Laverty was a staunch supporter of charitable causes associated with Indigenous art. He was a committee member of the Western Desert Dialysis Appeal held in 2000 in conjunction with auctioneers Sotheby's Australia at the Art Gallery of NSW. The more than one million dollars raised at this auction enabled renal dialysis to occur at very remote Kintore in the Western desert in the south of the Northern Territory. The money raised also supported social workers, interpreters and health care liaison staff, both in remote communities and in association with the renal unit in Alice Springs.
The Lavertys travelled repeatedly over several decades to central and northern Australia, and had a long association with the community-owned art centres at more than 20 remote Aboriginal communities.
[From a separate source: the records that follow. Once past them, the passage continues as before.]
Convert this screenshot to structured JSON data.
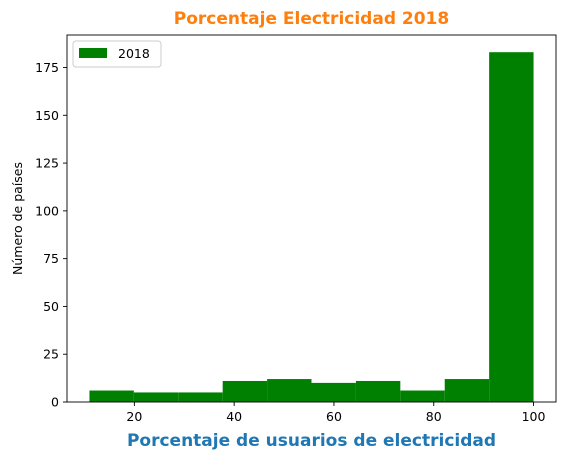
{
  "colors": {
    "title": "#ff7f0e",
    "xlabel": "#1f77b4",
    "bars": "#008000",
    "axes": "#000000",
    "legend_border": "#cccccc"
  },
  "chart_data": {
    "type": "bar",
    "title": "Porcentaje Electricidad 2018",
    "xlabel": "Porcentaje de usuarios de electricidad",
    "ylabel": "Número de países",
    "legend": {
      "position": "top-left",
      "entries": [
        "2018"
      ]
    },
    "grid": false,
    "xlim": [
      6.5,
      104.5
    ],
    "ylim": [
      0,
      192
    ],
    "x_ticks": [
      20,
      40,
      60,
      80,
      100
    ],
    "y_ticks": [
      0,
      25,
      50,
      75,
      100,
      125,
      150,
      175
    ],
    "bin_edges": [
      11,
      19.9,
      28.8,
      37.7,
      46.6,
      55.5,
      64.4,
      73.3,
      82.2,
      91.1,
      100
    ],
    "series": [
      {
        "name": "2018",
        "values": [
          6,
          5,
          5,
          11,
          12,
          10,
          11,
          6,
          12,
          183
        ]
      }
    ]
  }
}
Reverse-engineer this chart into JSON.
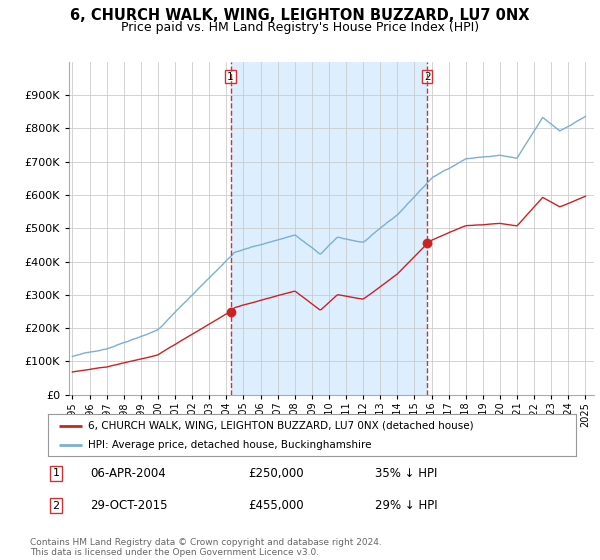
{
  "title": "6, CHURCH WALK, WING, LEIGHTON BUZZARD, LU7 0NX",
  "subtitle": "Price paid vs. HM Land Registry's House Price Index (HPI)",
  "hpi_label": "HPI: Average price, detached house, Buckinghamshire",
  "property_label": "6, CHURCH WALK, WING, LEIGHTON BUZZARD, LU7 0NX (detached house)",
  "sale1_date": "06-APR-2004",
  "sale1_price": 250000,
  "sale1_pct": "35% ↓ HPI",
  "sale2_date": "29-OCT-2015",
  "sale2_price": 455000,
  "sale2_pct": "29% ↓ HPI",
  "footer": "Contains HM Land Registry data © Crown copyright and database right 2024.\nThis data is licensed under the Open Government Licence v3.0.",
  "hpi_color": "#7bafd4",
  "property_color": "#cc2222",
  "vline_color": "#cc3333",
  "shade_color": "#ddeeff",
  "ylim": [
    0,
    1000000
  ],
  "xlim_start": 1994.8,
  "xlim_end": 2025.5,
  "background_color": "#ffffff",
  "grid_color": "#cccccc",
  "title_fontsize": 10.5,
  "subtitle_fontsize": 9
}
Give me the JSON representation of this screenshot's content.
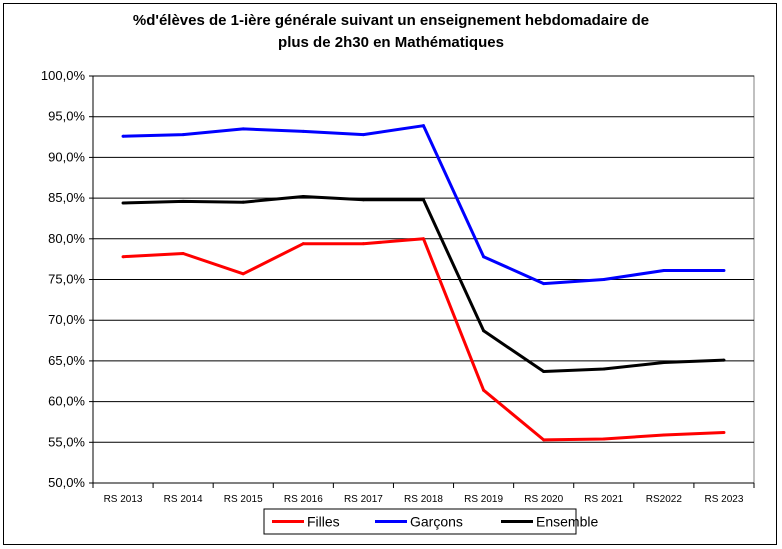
{
  "chart_data": {
    "type": "line",
    "title_line1": "%d'élèves de 1-ière générale suivant un enseignement hebdomadaire de",
    "title_line2": "plus de 2h30 en Mathématiques",
    "categories": [
      "RS 2013",
      "RS 2014",
      "RS 2015",
      "RS 2016",
      "RS 2017",
      "RS 2018",
      "RS 2019",
      "RS 2020",
      "RS 2021",
      "RS2022",
      "RS 2023"
    ],
    "ylim": [
      50,
      100
    ],
    "yticks": [
      50,
      55,
      60,
      65,
      70,
      75,
      80,
      85,
      90,
      95,
      100
    ],
    "ytick_labels": [
      "50,0%",
      "55,0%",
      "60,0%",
      "65,0%",
      "70,0%",
      "75,0%",
      "80,0%",
      "85,0%",
      "90,0%",
      "95,0%",
      "100,0%"
    ],
    "grid": true,
    "legend_position": "bottom",
    "series": [
      {
        "name": "Filles",
        "color": "#ff0000",
        "values": [
          77.8,
          78.2,
          75.7,
          79.4,
          79.4,
          80.0,
          61.4,
          55.3,
          55.4,
          55.9,
          56.2
        ]
      },
      {
        "name": "Garçons",
        "color": "#0000ff",
        "values": [
          92.6,
          92.8,
          93.5,
          93.2,
          92.8,
          93.9,
          77.8,
          74.5,
          75.0,
          76.1,
          76.1
        ]
      },
      {
        "name": "Ensemble",
        "color": "#000000",
        "values": [
          84.4,
          84.6,
          84.5,
          85.2,
          84.8,
          84.8,
          68.7,
          63.7,
          64.0,
          64.8,
          65.1
        ]
      }
    ]
  }
}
They were involved in bringing the need for youth social workers in these very disadvantaged communities to federal authorities.
The Lavertys were supporters of the Swimming Pool Appeal auction held in 2005 at the Art Gallery of NSW to raise money for pools at Maningrida and Kintore. Approximately $850,000 was raised for this cause, as pool use has been convincingly associated with improved health and education in Aboriginal children. The Lavertys were donors of artwork for auction at both the Western Desert Dialysis Appeal and at the more recent Swimming Pool Appeal.